Separating morning and evening in the circadian clock of mammals

Work by researchers at the universities of Aberdeen and Nottingham suggest an anatomical basis for the adaptation of the mammalian circadian clock to changing day-length.

Endogenous circadian clocks ensure that temporal patterns of physiology and behavior predict environmental changes determined by the Earth’s rotation and orbit of the Sun. Such clocks are synchronized by the daily light-dark cycle.

A key question for circadian biologists concerns the way in which seasonal changes in day-length alter the behavior of circadian clocks over the course of the year. One idea for which evidence has accumulated is that circadian clocks contain coupled “morning” and “evening” oscillators that are separately synchronized to dawn and dusk.

In the new work, published in this week’s issue of Current Biology, Dr David Hazlerigg and colleagues considered the possibility that distinct populations of neurons within the principal mammalian circadian clock (the suprachiasmatic nuclei of the hypothalamus, SCN) might constitute these different oscillators. By measuring gene-expression rhythms in the SCN of hamsters held on different day-lengths, they were able to show that cells in the caudal region of the SCN synchronize their gene-expression rhythms to dawn and, when the day-length is increased, exhibit earlier peak expression relative to midday.

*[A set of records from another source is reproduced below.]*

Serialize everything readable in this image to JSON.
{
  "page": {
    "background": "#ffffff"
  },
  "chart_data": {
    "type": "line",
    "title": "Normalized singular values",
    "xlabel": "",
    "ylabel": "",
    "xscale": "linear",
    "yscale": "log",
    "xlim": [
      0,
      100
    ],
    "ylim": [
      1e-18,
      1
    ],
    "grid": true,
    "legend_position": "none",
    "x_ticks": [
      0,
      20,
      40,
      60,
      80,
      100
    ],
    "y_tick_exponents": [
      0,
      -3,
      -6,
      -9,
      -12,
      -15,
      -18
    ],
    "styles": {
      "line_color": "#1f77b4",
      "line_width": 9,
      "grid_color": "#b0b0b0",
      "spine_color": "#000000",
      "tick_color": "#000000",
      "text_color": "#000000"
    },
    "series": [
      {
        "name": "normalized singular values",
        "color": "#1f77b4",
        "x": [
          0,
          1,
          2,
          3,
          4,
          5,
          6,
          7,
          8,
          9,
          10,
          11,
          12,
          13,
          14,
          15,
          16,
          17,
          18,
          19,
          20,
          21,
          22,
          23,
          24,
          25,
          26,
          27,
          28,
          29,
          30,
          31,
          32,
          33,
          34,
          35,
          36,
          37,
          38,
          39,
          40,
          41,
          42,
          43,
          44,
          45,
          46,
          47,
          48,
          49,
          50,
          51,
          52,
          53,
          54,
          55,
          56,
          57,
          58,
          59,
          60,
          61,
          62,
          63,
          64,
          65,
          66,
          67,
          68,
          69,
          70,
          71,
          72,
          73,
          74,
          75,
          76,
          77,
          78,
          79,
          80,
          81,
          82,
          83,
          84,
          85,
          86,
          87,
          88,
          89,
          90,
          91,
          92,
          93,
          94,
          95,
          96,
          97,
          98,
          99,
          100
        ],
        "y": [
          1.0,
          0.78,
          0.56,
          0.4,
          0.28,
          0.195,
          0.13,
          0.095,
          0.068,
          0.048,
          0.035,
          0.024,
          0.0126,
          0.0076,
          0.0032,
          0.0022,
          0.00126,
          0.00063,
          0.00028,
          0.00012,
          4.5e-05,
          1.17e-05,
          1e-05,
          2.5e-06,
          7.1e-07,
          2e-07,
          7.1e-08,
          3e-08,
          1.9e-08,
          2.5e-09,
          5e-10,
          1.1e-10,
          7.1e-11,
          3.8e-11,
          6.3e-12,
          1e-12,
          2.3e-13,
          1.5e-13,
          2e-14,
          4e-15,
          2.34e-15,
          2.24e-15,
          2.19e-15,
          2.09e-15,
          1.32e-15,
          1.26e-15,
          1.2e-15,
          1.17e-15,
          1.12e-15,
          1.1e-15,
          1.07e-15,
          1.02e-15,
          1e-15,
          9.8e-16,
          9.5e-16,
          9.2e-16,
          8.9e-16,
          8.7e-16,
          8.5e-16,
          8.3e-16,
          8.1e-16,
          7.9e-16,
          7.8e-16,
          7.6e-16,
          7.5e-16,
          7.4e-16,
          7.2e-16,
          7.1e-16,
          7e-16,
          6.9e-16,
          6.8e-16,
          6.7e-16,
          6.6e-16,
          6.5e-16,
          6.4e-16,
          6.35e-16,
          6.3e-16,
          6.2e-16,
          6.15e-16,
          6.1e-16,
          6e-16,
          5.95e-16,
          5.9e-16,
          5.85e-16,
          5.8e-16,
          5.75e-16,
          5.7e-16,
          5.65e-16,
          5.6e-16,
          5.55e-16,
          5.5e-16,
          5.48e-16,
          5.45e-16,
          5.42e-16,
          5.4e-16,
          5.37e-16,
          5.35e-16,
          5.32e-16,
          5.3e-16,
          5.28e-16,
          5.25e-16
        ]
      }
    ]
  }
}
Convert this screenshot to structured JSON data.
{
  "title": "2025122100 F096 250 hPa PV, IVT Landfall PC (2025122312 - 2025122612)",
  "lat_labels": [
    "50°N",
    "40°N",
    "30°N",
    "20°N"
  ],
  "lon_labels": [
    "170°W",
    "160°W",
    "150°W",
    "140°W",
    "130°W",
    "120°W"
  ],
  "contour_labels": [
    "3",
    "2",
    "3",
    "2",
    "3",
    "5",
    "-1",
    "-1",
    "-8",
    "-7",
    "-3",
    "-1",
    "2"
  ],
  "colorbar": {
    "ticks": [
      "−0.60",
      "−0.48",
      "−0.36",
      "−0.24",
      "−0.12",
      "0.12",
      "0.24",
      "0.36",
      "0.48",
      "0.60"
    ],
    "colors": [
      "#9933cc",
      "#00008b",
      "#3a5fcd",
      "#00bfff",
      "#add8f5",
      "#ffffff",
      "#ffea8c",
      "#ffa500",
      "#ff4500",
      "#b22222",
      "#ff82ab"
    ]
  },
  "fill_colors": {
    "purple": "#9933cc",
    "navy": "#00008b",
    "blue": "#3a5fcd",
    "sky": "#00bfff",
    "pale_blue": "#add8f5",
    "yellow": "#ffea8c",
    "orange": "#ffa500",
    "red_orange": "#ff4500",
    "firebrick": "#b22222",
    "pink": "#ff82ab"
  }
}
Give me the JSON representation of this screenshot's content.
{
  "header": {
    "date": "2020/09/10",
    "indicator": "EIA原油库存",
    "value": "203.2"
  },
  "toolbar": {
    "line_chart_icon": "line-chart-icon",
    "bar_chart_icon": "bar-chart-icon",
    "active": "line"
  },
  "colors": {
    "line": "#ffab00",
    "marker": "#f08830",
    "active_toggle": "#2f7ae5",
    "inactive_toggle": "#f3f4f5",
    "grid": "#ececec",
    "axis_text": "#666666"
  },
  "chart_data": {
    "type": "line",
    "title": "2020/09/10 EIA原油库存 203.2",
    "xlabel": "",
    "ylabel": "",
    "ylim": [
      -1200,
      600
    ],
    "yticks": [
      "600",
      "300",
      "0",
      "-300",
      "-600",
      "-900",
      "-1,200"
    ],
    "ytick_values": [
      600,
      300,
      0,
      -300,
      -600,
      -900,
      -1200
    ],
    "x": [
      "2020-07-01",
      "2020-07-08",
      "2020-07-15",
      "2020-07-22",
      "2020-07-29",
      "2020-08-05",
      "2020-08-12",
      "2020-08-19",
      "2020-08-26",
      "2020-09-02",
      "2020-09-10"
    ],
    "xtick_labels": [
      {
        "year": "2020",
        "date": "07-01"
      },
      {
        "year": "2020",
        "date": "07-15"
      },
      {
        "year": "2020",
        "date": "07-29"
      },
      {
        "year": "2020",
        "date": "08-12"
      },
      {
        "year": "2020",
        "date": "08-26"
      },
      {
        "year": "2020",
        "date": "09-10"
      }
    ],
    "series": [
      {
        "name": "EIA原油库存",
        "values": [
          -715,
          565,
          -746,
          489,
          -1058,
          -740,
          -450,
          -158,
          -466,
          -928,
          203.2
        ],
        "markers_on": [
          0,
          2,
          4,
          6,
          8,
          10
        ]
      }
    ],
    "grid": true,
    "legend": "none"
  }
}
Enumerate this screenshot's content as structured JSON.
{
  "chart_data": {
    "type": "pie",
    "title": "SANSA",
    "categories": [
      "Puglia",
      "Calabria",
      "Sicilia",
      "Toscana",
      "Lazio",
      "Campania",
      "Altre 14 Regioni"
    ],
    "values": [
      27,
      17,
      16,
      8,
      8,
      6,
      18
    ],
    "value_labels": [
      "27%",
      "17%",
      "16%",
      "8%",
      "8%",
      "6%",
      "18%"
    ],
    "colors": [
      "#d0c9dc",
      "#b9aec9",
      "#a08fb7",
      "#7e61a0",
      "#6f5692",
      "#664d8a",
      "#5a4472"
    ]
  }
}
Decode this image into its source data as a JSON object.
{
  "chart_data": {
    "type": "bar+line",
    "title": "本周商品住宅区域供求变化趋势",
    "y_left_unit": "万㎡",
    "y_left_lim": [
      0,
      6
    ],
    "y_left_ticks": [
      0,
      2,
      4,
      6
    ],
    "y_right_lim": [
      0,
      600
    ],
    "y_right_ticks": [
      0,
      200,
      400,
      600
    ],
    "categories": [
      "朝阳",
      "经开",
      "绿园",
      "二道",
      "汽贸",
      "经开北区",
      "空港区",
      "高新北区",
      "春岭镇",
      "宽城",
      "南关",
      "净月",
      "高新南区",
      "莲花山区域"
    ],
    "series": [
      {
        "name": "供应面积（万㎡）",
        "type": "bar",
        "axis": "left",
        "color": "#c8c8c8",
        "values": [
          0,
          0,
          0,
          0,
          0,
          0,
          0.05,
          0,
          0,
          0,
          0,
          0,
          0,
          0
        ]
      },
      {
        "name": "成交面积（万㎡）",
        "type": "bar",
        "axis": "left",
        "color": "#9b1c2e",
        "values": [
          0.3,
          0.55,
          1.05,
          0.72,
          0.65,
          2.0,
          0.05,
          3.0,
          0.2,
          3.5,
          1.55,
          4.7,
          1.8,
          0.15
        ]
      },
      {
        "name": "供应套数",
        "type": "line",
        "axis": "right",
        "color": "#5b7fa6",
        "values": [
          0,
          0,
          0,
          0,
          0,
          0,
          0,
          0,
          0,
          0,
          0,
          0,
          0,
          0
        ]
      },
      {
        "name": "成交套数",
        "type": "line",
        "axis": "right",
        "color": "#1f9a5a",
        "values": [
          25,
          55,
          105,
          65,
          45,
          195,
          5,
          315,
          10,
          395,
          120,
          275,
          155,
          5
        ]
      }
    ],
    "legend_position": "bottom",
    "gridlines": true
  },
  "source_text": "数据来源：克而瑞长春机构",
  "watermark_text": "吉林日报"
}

The researchers also report a lesser, but opposite, response in cells in another group of neurons, the rostral SCN. Hence, synchronous gene expression across the SCN may be a hallmark of short-day acclimation, whereas regional de-synchrony increases on long days.

Further studies are needed to discern whether this phenomenon translates into distinctive day-length-induced changes in rhythmic output from different regions of the SCN. Abnormalities in the adaptation of the SCN to changing day-length may underlie the development of seasonal affective disorder (SAD) in humans.